Though Derki managed to gain the trust of the family and the Al-Nusra Front, he was always conscious that no matter how friendly they were with him, he was never really creating a true connection with anyone he was filming. And he was powerless to create positive change while he was there.

“I was undercover as a sympathizer,” he says. “This is how they know me. I couldn’t be more than an observer. Sometimes, if I could, I would act as a merciful guy with the kids so they would not get punishment. I played that role. But in a big-topic issue, you couldn’t do anything but make your own film out of this chaos.

“I was connected to them only as a filmmaker, because, at the end of the day, if they knew I had a different purpose than what they thought, I would lose my life,” he continues. “When I had a good moment to film, I was satisfied and happy. As time passed, I had to accept all these things — all these ideas, all this behavior — without any (question). My mission there was to make a film.”

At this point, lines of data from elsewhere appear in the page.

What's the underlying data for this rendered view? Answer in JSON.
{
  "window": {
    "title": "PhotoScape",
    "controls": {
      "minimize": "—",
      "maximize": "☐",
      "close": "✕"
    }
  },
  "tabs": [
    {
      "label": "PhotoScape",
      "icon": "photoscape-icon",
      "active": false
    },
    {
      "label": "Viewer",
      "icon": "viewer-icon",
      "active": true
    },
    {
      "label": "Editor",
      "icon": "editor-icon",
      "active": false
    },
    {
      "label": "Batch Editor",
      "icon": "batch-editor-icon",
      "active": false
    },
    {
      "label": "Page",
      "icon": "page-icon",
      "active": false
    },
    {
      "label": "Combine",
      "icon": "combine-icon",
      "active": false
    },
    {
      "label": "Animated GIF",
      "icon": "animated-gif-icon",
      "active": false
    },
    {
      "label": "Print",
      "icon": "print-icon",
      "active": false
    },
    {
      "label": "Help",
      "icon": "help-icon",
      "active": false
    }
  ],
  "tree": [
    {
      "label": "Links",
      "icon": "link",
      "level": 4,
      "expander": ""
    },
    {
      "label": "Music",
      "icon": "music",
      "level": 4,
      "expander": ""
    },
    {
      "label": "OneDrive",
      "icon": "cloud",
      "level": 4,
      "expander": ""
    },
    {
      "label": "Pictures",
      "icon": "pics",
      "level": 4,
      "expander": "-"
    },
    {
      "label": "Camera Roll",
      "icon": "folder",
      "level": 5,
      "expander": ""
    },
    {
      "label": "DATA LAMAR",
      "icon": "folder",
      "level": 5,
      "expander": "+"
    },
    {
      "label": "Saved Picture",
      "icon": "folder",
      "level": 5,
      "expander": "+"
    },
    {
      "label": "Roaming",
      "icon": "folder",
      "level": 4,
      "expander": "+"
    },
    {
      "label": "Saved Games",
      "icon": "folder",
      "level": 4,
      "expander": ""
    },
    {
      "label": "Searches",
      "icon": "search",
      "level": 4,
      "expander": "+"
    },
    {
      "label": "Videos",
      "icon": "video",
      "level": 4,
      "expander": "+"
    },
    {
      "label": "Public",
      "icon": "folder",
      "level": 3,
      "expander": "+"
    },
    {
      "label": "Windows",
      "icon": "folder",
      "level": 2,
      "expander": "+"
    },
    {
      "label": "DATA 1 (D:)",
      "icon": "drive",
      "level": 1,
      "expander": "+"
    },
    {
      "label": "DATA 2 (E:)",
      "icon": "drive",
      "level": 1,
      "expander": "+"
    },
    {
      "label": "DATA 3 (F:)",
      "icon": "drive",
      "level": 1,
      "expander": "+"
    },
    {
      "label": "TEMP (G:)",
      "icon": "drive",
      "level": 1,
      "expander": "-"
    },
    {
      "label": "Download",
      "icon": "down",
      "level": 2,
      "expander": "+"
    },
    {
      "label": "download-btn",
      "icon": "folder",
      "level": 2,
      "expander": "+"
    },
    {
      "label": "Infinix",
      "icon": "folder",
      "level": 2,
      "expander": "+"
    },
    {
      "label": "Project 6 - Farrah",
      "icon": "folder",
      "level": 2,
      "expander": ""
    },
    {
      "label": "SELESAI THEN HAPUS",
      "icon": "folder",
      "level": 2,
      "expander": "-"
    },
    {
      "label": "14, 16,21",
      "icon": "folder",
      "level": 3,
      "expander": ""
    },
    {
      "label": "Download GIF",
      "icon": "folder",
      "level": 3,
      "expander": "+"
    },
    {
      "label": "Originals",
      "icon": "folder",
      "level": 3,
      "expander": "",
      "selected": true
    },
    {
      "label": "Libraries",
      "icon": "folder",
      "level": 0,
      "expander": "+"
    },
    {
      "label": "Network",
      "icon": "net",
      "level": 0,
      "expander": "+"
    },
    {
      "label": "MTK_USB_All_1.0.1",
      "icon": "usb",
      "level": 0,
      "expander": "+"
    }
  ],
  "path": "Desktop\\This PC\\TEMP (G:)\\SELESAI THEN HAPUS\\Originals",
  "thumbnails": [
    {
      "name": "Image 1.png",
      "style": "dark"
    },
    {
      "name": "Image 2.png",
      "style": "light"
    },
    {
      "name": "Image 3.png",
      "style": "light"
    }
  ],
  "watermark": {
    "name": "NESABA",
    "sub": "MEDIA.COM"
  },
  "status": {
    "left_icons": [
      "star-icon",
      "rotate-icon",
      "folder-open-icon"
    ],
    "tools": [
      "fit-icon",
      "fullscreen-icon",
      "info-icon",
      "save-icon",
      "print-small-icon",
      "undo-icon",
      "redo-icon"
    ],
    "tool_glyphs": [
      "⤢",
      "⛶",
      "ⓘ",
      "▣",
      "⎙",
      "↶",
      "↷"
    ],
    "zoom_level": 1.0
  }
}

“Of Fathers and Sons” is purely observational. Derki keeps himself out of the story as much as possible, zooming in on a father and his son in everyday moments, in order to see how they interact, the love and trust they build, and the ways that a son’s dedication to his father is twisted to dark ends.

“The knowledge I got from this experience is about the roots of violence — the circle of violence — and the eternal relationship between the dictatorial father and his son; the masculine power that destroys our society,” Derki explains. “All of these things gave me more understanding that it all starts from childhood. Why does someone like me decide not to carry a weapon? If you grow up in a society in which your father, your teacher, are harming you, and punishing you by hitting you, and you’re used to receiving violence, then when you grow up you are very capable of carrying weapons and killing someone for any idea you start to believe in.”

By the second half of the film, the eldest son of Abu Osama is participating in an Al-Qaeda training camp. In one harrowing scene, the young boys are told to lie still on the ground while bullets are shot next to their heads and feet in order to teach them to lose their fear. Even now, years on from filming, Derki thinks about Abu Osama’s young children, hoping they can escape from the fate that already killed their father, who Derki says died at the end of 2018.

“Emotionally, I feel sad for the kids. They are still around 12 years old, it’s still possible to take them out of this and start a new life. Even in the moment when I was there, it was still possible,” he says. “They appreciate life. (But) in this ideology, they appreciate death. Death is their request — not life. Not humanity.”

Derki is speaking to Arab News from Los Angeles, ahead of Sunday’s Oscars ceremony. While there, Derki has had the chance to celebrate with the other Arab nominees, Egyptian-American actor Rami Malek and Lebanese filmmaker Nadine Labaki.

“It was great to meet them and to have some conversation — to be three nominees from the Arab world at the biggest global celebration. It’s very intense,” he says. “I hope that, in the upcoming year, this will bring more success for Arab filmmakers.

“Nadine said she liked it so much. And I liked her film,” Derki continues. “I really want to work with Rami in the future, he’s a very talented actor.”

Whatever happens at the Oscars, Derki hopes the attention his film has received will ultimately be a force for good in the Arab world.

“It’s about how we can protect the new generation in the other Muslim countries,” he explains. “What can we do to build a generation without violence, to focus more on life, love, and communicating with other cultures, instead of building walls around us?”